Authorizes the director to contract with the Health and Human Services
Commission (commission) or with a private entity for the operation of the
training classes. 

Sec. 412.066.  ACTION BY OFFICE; COOPERATION REQUIRED.  Requires the office
to take action against a provider who has obtained payment through a
fraudulent act.
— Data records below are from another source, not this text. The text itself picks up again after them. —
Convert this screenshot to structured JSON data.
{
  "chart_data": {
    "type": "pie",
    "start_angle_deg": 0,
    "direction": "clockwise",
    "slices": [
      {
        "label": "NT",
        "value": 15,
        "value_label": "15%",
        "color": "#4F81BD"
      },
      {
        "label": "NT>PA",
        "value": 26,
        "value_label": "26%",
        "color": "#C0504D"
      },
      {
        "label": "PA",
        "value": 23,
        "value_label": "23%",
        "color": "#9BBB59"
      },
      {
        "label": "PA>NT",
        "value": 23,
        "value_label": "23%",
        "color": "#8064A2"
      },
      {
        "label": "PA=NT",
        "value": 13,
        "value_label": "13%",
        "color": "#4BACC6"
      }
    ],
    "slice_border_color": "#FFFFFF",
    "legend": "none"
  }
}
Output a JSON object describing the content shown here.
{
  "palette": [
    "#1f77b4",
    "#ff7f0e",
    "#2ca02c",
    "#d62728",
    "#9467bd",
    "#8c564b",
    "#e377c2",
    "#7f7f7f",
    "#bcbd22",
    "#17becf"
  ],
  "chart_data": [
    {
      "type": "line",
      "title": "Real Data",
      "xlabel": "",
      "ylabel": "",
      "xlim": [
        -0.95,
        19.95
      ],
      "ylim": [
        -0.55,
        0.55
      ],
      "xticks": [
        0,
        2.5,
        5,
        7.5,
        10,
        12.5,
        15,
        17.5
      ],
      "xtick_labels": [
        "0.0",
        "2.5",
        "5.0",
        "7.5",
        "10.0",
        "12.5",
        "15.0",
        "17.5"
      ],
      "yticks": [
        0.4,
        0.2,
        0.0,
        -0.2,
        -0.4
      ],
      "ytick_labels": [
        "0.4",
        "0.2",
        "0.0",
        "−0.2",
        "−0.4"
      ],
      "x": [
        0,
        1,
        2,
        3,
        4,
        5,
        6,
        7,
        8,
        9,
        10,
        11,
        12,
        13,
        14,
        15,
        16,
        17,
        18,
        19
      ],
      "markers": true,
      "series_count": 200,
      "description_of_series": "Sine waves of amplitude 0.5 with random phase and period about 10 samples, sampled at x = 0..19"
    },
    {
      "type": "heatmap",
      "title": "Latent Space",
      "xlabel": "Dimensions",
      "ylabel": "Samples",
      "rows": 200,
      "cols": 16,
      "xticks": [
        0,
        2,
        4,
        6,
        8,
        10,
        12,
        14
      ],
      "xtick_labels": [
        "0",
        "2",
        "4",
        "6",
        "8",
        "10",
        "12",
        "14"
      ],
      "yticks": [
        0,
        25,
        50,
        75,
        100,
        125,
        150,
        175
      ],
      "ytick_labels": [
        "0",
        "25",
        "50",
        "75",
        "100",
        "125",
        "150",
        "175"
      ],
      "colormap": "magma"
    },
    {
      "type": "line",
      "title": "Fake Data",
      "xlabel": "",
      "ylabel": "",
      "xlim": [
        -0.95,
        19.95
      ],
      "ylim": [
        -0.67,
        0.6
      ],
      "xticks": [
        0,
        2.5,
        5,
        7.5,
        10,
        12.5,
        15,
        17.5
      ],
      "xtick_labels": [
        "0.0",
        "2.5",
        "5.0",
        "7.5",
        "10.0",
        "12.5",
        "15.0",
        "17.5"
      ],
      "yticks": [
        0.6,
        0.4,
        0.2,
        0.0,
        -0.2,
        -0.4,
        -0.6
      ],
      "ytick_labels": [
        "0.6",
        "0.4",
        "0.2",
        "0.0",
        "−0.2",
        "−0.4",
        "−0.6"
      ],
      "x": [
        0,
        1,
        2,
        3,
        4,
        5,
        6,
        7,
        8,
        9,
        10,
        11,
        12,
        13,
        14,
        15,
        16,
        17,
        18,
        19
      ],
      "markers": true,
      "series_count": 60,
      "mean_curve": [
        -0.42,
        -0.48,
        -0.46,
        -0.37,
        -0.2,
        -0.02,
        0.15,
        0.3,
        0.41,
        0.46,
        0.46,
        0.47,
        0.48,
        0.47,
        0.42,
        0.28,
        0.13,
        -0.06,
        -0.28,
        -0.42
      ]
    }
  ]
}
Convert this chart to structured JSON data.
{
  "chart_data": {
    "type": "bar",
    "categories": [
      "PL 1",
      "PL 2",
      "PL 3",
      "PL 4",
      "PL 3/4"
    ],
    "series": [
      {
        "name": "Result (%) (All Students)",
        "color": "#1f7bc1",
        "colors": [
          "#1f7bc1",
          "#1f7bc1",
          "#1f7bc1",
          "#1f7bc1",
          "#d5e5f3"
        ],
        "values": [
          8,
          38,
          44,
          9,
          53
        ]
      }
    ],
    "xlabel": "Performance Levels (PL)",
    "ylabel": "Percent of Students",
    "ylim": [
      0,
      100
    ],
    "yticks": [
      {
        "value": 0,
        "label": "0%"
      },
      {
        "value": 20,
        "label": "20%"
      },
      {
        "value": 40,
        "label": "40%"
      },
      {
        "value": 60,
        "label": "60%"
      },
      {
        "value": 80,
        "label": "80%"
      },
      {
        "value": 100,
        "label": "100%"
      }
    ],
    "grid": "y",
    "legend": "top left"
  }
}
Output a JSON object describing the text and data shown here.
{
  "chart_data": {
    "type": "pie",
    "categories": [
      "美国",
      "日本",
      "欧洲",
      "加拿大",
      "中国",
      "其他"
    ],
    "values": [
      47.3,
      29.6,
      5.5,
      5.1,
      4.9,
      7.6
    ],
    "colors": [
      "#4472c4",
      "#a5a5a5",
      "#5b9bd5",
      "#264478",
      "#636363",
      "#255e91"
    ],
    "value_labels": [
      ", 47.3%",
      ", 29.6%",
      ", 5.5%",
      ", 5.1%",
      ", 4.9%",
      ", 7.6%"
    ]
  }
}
Requires the office to report any action in writing to the
commission.  Requires each participating state agency and health care
provider to participate and cooperate, including providing access to
patient medical records, in any investigation conducted by the director, as
a condition of participation.  Entitles the director to access to patient
medical records and is a "governmental agency" for purposes of this
subchapter, notwithstanding any other provision of law.  Provides that any
medical record submitted to the director is confidential and not subject to
disclosure. 

Sec. 412.067.  FRAUDULENT ACTS BY CLAIMANTS OR PROVIDERS.  Requires the
director to investigate each complaint alleging a fraud by a claimant, a
health care provider, or a state agency regarding a participating provider.
Requires the director to terminate the investigation if, after an initial
investigation, the complaint is unfounded.  Requires the director to refer
the complaint to the commission, if further action is warranted, and to
provide the relevant information.  Requires the commission to initiate
promptly administrative proceedings or criminal prosecution on the
complaint, and to require restitution to the office in addition to any
other penalty assessed or action taken. 

Sec. 412.068.  REPORTS.  Requires the commission and office to report to
the legislature at each session certain statistics and other information
regarding the claims, prosecutions, restitution, referrals, amount of
fraud, and collected restitution on providers.   

SECTION 2.  Requires the office to implement the training classes under
Section 412.065, Labor Code, by January 1, 2000. 

SECTION 3.  Requires the board to conduct a study regarding the use of
fraud detection software. Authorizes the study to include an analysis of
the fraud detection program used by the Health and Human Services
Commission under Chapter 22, Human Resources Code, for the detection of
fraud in the Medicaid program.  Requires the board to report the results of
its study by February 1, 2001. 

SECTION 4. Effective date: September 1, 1999.

SECTION 5.Emergency clause.

 

SUMMARY OF COMMITTEE CHANGES

SECTION 1.

Amends Section 412.062, Labor Code, to require the office to conduct a
claim review on appropriate claims.  Adds Subsections (d) and (e), to
require the board and the office to establish criteria for coordination.  

Deletes proposed Section 412.065, Labor Code, regarding a toll-free
telephone number. Renumbers Sections 412.066 to 412.068, Labor Code, as
Sections 412.065 to 412.067, Labor Code. 

Amends the heading of Section 412.067, Labor Code.  Requires the director
to refer the complaint to the commission, rather than the risk management
board.  Requires the commission to initiate administrative proceedings or
criminal prosecution on the complaint,  and to require restitution. 

 Adds Section 412.068, Labor Code, regarding reports.

 Deletes proposed Section 412.069, Labor Code, regarding administrative
penalties. 

SECTION 2.

Requires the office to implement training classes.  Deletes the requirement
to implement a toll-free number. 

SECTION 3.  

 Deletes proposed SECTION 3 regarding a requirement to implement training
classes. 

Reassigns proposed SECTION 4 as SECTION 3, regarding a requirement to make
certain studies. 

SECTIONS 4-5.

 Deletes proposed SECTION 5 making this Act prospective.

 Reassigns SECTIONS 6 and 7 as SECTIONS 4 and 5.